Just a few thoughts on itemizing and deductions

I know, another boring post about money and taxes, but stick around you might learn something.

The answer to the “should I itemize?” question is actually pretty simple: if you don’t have enough deductions to surpass the standard deduction then you don’t itemize. You take the larger of the two and be done with it because that’s what benefits you the most. Note for the married folks, if you file separately and one of you itemizes then the other has to too.

The standard deduction is great for people with very little to deduct and itemizing is great for people with lots to deduct. Once you get in the situation where your total itemized deductions are close to your standard deduction then things like the mortgage interest deduction aren’t really that valuable. The mortgage interest deduction is touted as one of the benefits of home ownership, but people like me wouldn’t benefit at all from it.

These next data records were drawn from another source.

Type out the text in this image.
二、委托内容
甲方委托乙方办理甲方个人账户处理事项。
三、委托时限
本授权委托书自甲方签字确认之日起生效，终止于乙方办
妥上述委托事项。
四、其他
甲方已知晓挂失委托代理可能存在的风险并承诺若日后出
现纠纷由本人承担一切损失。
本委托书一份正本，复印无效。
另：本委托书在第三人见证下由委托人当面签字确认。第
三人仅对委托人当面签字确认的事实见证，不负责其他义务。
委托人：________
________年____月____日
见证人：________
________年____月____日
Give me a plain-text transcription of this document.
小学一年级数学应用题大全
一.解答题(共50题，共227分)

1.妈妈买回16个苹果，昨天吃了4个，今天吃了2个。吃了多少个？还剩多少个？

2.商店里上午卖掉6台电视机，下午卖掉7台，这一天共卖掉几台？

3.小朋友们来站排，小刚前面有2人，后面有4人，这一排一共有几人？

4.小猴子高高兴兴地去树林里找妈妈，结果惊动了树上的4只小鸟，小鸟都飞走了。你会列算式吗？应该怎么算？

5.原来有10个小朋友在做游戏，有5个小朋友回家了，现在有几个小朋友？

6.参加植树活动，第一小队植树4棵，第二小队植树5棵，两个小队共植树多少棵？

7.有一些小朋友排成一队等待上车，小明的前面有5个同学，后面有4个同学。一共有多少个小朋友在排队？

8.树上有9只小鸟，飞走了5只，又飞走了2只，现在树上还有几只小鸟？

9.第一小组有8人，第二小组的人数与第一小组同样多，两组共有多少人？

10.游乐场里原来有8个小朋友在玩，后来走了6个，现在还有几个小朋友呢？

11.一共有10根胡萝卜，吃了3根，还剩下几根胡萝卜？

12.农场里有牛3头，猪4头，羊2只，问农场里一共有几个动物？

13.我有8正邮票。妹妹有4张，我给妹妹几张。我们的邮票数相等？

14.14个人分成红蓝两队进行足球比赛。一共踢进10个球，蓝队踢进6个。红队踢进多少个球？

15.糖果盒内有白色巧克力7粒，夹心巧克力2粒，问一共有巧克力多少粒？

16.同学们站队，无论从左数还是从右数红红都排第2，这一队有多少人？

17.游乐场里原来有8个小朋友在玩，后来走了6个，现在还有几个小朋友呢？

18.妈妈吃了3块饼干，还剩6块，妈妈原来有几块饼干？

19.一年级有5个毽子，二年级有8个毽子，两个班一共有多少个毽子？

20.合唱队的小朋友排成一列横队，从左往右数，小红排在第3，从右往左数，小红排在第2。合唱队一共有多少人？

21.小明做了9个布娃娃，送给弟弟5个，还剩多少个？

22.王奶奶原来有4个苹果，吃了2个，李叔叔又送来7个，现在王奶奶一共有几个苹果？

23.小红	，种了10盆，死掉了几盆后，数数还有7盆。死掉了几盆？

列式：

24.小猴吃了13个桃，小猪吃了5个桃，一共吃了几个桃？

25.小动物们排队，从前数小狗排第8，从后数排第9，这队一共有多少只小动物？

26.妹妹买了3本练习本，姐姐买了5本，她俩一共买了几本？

In our situation, if we owned a home we’d have to hand the bank around $6,000 in interest every year and pay $3,000 in property tax to simply break even with the standard deduction. It’s only after the $10,700 threshold that each additional $1 deduction would benefit from itemizing. Even then I’d only be getting about 20% of that back, so what is the benefit of giving away $9,000 a year and then spending $1 to get back $0.20 after that. In the future, the standard deduction will increase with inflation and we’d gradually pay less interest over the life of a mortgage making it less likely that we’d be over the standard deduction. So whenever I hear someone talk about the tax benefits of owning a home, I take it with a big grain of salt.

Most Americans Don’t Itemize on Their Tax Returns gives a pretty good break down of who itemizes. Those individuals with higher incomes have a greater incentive to itemize because the deductions are more valuable as you move up the tax bracket ladder and this is certainly reflected in the itemizing rates.

I did hear about a proposal to add an additional $1,000 to the standard deduction for people with mortgage interest that don’t itemize. Can’t find anything through Google right now so post a link if you know what I’m talking about.

Tax Time 2008: Free TurboTax Deluxe From State Farm Again

Last year State Farm offered free TurboTax with federal and state e-filing to all of its customers. This year they continued that offer, but limited it to their banking customers which excluded me as an insurance only customer. When I found out I applied for one of their credit cards and the other night I got it added to my State Farm account. Logged in and the link to sign up for TurboTax appeared. Yeah free filing again this year.

There was some uproar from TurboTax customers this year when Intuit tried to introduce a $10 fee to just print more than one return. You got the first federal e-file free, you could print a state return or pay to e-file it, but then any other return you wanted to do would cost $10 to simply print. People were just absolutely hammering on them in reviews. They saw their error and now you get 5 free federal e-files and you can print as many other returns as you want. If I was paying for it I might have considered switching to TaxCut.

If I can get into H&R Block’s TaxCut to do a test return I might post some of my impressions and compare the two packages.